Réalisateur : Blake Edwards

Année de sortie : 1982

Distribution : Julie Andrews (Comte Victor/Victoria Grant), Robert Preston (Carroll Todd), James Garner (King Marchand), John Cassady (juke), Jay Benedict (Guy Langois), Peter Arne (Labisse), Michael Robbins (le manager de l’hôtel), Lesley Ann Warren (Norma Cassady), Alex Karras (Bernstein), John Rhys-Davies (André Cassell).

Durée : 2h10 mn

Public : tous publics

Contexte historique : Paris des années 1930

 

Attention : Le commentaire qui suit est une analyse croisée de trois films, traitant des mêmes thèmes :

  • Certains l’aiment chaud de Billy Wilder (1959)
  • Tootsie de Sydney Pollack (1982).

 

Trois petits bijoux qui n’en font qu’un….

C’est incroyable, je n’avais pas fait le rapprochement entre ces trois films, et pourtant deux d’entre eux que j’avais vus dès leur sortie, sont de la même année (en 1982 pour Victor, Victoria et Tootsie).
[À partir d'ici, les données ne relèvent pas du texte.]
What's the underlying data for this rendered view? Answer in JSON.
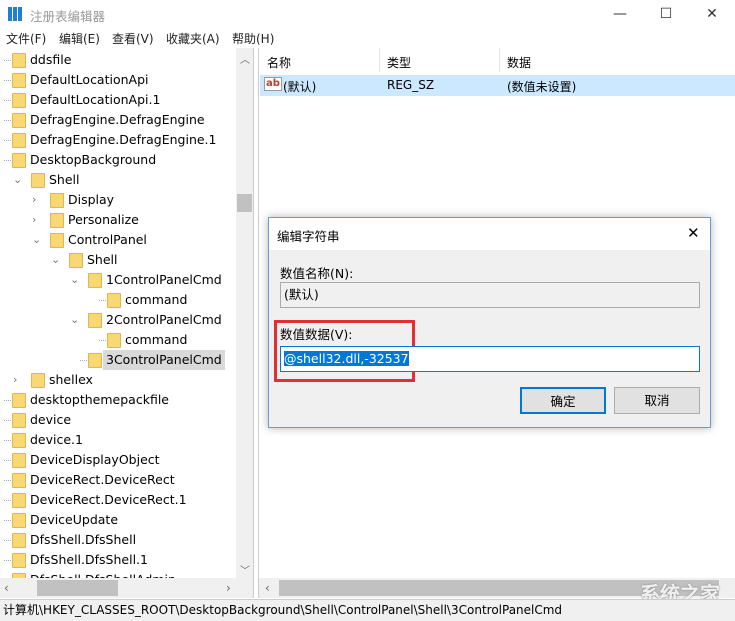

C’est exactement la même histoire, à quelques légères variantes près : un artiste fauché et plus ou moins de seconde zone, accepte en désespoir de cause, de se travestir pour trouver un rôle. Il s’habitue alors assez facilement à  la nouvelle situation, d’autant qu’il connait un franc succès. Mais il se fait bien vite prendre à son propre jeu car il tombe amoureux d’une personne du sexe opposé, qui le prend pour sa confidente ou s’interroge sur sa propre sexualité (Victor, Victoria).
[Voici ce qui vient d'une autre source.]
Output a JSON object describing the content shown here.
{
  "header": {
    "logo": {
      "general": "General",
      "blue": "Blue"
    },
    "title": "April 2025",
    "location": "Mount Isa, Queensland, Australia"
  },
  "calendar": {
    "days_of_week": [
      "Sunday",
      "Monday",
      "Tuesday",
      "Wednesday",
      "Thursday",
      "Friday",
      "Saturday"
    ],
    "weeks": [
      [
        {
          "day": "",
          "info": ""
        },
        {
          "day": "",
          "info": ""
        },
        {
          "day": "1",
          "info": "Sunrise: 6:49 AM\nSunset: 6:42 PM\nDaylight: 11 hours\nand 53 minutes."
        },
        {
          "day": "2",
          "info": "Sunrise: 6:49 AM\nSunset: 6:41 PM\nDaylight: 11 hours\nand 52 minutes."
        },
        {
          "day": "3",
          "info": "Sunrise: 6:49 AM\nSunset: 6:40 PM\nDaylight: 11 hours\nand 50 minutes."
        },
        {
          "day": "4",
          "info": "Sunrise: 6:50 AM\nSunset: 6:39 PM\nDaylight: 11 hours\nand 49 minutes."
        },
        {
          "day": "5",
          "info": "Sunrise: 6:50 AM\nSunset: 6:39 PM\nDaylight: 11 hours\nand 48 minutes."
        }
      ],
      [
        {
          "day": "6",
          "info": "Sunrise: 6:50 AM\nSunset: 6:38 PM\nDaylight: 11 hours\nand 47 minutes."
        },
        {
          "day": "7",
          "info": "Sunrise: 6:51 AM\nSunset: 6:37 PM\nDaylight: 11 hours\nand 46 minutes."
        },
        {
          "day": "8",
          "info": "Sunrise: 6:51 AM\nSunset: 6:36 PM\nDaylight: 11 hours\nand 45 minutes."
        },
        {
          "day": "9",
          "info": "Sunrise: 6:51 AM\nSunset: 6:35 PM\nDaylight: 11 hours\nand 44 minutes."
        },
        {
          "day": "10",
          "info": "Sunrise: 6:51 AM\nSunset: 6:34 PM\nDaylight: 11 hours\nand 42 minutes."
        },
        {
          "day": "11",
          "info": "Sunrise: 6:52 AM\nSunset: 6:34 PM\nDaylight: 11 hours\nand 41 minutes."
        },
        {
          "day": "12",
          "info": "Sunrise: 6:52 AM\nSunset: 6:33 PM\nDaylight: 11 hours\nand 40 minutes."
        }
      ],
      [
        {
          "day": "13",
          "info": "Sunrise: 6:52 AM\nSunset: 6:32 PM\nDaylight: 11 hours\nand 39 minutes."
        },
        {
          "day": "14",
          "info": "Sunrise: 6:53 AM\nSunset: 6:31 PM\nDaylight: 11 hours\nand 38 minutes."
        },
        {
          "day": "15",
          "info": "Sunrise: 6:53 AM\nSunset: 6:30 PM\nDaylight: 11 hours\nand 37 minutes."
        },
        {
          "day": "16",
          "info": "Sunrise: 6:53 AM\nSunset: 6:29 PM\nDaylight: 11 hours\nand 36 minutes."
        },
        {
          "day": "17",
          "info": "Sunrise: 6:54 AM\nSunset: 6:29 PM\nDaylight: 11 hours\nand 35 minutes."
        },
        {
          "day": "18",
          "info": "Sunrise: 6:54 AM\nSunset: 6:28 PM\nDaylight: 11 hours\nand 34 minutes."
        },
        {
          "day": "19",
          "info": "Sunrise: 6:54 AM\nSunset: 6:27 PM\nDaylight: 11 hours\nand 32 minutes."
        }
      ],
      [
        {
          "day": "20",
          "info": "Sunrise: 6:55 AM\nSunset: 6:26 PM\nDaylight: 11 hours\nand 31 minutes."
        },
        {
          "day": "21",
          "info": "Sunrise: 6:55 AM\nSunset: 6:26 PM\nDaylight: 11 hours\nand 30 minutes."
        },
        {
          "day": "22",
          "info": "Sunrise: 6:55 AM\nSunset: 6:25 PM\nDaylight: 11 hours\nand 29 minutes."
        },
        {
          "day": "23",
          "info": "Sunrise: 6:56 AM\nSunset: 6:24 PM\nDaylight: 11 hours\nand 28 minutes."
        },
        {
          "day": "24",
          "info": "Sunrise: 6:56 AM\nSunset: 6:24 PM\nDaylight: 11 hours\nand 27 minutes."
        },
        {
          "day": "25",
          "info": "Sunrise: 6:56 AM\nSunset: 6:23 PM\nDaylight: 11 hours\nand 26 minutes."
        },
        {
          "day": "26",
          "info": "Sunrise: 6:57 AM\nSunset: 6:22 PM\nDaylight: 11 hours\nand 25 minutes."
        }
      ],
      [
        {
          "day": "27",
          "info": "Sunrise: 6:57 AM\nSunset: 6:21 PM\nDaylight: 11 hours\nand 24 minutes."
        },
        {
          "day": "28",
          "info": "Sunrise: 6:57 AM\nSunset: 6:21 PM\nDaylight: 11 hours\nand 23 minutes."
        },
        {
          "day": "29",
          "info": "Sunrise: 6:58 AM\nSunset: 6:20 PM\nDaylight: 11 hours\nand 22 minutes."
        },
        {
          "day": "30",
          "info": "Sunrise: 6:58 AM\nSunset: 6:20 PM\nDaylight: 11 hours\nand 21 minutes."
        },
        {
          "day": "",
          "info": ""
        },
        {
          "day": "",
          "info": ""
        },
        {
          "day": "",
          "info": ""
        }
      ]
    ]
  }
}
Toutes trois sont des comédies désopilantes, à commencer par la plus ancienne – « Certains l’aiment chaud » – qui est peut-être une de celles qui a finalement le moins vieilli et qui a été sacré « film le plus drôle de tous les temps » par l’ American Film Institute (Tootsie étant le second !).

Il est possible de les montrer tous les trois à des enfants dès l’âge de 8 ans, sans qu’il n’y ait de scène choquante (mise à part la scène de Tootsie à la minute … mais rien de visible) ou de difficulté de compréhension particulière. Quelques « abus de langage » (folle, homo…) sont malgré tout présents.
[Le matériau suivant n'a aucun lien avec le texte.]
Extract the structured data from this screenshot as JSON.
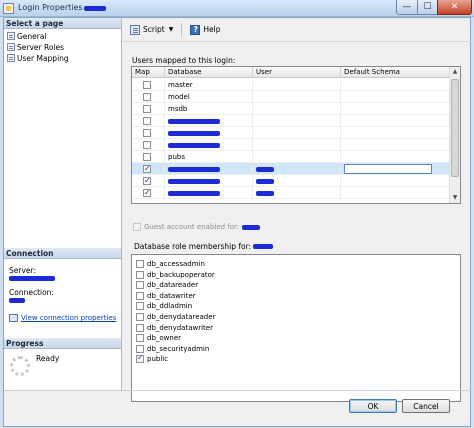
{
  "window": {
    "title": "Login Properties -",
    "minimize": "—",
    "maximize": "☐",
    "close": "✕"
  },
  "sidebar": {
    "select_page_header": "Select a page",
    "pages": [
      {
        "label": "General"
      },
      {
        "label": "Server Roles"
      },
      {
        "label": "User Mapping"
      }
    ],
    "connection_header": "Connection",
    "server_label": "Server:",
    "connection_label": "Connection:",
    "view_connection_link": "View connection properties",
    "progress_header": "Progress",
    "progress_status": "Ready"
  },
  "toolbar": {
    "script_label": "Script",
    "help_label": "Help"
  },
  "users_mapped": {
    "label": "Users mapped to this login:",
    "columns": [
      "Map",
      "Database",
      "User",
      "Default Schema"
    ],
    "rows": [
      {
        "checked": false,
        "database": "master",
        "user": "",
        "redacted_db": false,
        "redacted_user": false,
        "selected": false
      },
      {
        "checked": false,
        "database": "model",
        "user": "",
        "redacted_db": false,
        "redacted_user": false,
        "selected": false
      },
      {
        "checked": false,
        "database": "msdb",
        "user": "",
        "redacted_db": false,
        "redacted_user": false,
        "selected": false
      },
      {
        "checked": false,
        "database": "",
        "user": "",
        "redacted_db": true,
        "redacted_user": false,
        "selected": false
      },
      {
        "checked": false,
        "database": "",
        "user": "",
        "redacted_db": true,
        "redacted_user": false,
        "selected": false
      },
      {
        "checked": false,
        "database": "",
        "user": "",
        "redacted_db": true,
        "redacted_user": false,
        "selected": false
      },
      {
        "checked": false,
        "database": "pubs",
        "user": "",
        "redacted_db": false,
        "redacted_user": false,
        "selected": false
      },
      {
        "checked": true,
        "database": "",
        "user": "",
        "redacted_db": true,
        "redacted_user": true,
        "selected": true
      },
      {
        "checked": true,
        "database": "",
        "user": "",
        "redacted_db": true,
        "redacted_user": true,
        "selected": false
      },
      {
        "checked": true,
        "database": "",
        "user": "",
        "redacted_db": true,
        "redacted_user": true,
        "selected": false
      }
    ]
  },
  "guest": {
    "label": "Guest account enabled for:",
    "checked": false
  },
  "roles": {
    "label": "Database role membership for:",
    "items": [
      {
        "label": "db_accessadmin",
        "checked": false
      },
      {
        "label": "db_backupoperator",
        "checked": false
      },
      {
        "label": "db_datareader",
        "checked": false
      },
      {
        "label": "db_datawriter",
        "checked": false
      },
      {
        "label": "db_ddladmin",
        "checked": false
      },
      {
        "label": "db_denydatareader",
        "checked": false
      },
      {
        "label": "db_denydatawriter",
        "checked": false
      },
      {
        "label": "db_owner",
        "checked": false
      },
      {
        "label": "db_securityadmin",
        "checked": false
      },
      {
        "label": "public",
        "checked": true
      }
    ]
  },
  "buttons": {
    "ok": "OK",
    "cancel": "Cancel"
  }
}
A l’exception de Tootsie, il s’agit de comédies musicales avec des bandes originales mythiques (on pense bien évidemment à « I wanna be loved by you » de Marylin Monroe) et d’excellente qualité (dans Victor Victoria). On peut en tant qu’adultes accrocher plus ou moins au registre, mais en tous cas pour les filles, c’est d’ores et déjà une garantie de réussite.

Voilà pour les principales similitudes ; ensuite restent l’originalité et le registre propre de chaque film ; je ne traiterai ici que des traits de caractère ou des scènes qui m’ont le plus marqués :

  • pour « Certains l’aiment chaud », c’est immanquablement le personnage de Marylin Monroe qui est mémorable. Au-delà du fait qu’elle soit absolument sublime, elle joue la « blonde » dans toute sa splendeur. Il est bon de faire remarquer alors à nos chérubins, qu’ils n’ont rien inventé avec leurs blagues lourdes sur les blondes ….

On la connaissait déjà dans « les hommes préfèrent les blondes », mais le personnage est ici plus poignant je trouve, notamment dès les premières minutes du film où on la voit en train de piccoler. C’est une belle allégorie permettant de montrer que parfois le physique ne rend pas forcément des services et en tous cas, pose d’autres difficultés….Il y a donc une sorte de justice….(c’est une brune qui parle…)

Et puis, il y surtout la dernière réplique du film (que je ne dévoilerai pas) mais qui est absolument géniale, et qui laisse immanquablement une bonne impression même à celui qui aurait pu trouver quelques longueurs au film.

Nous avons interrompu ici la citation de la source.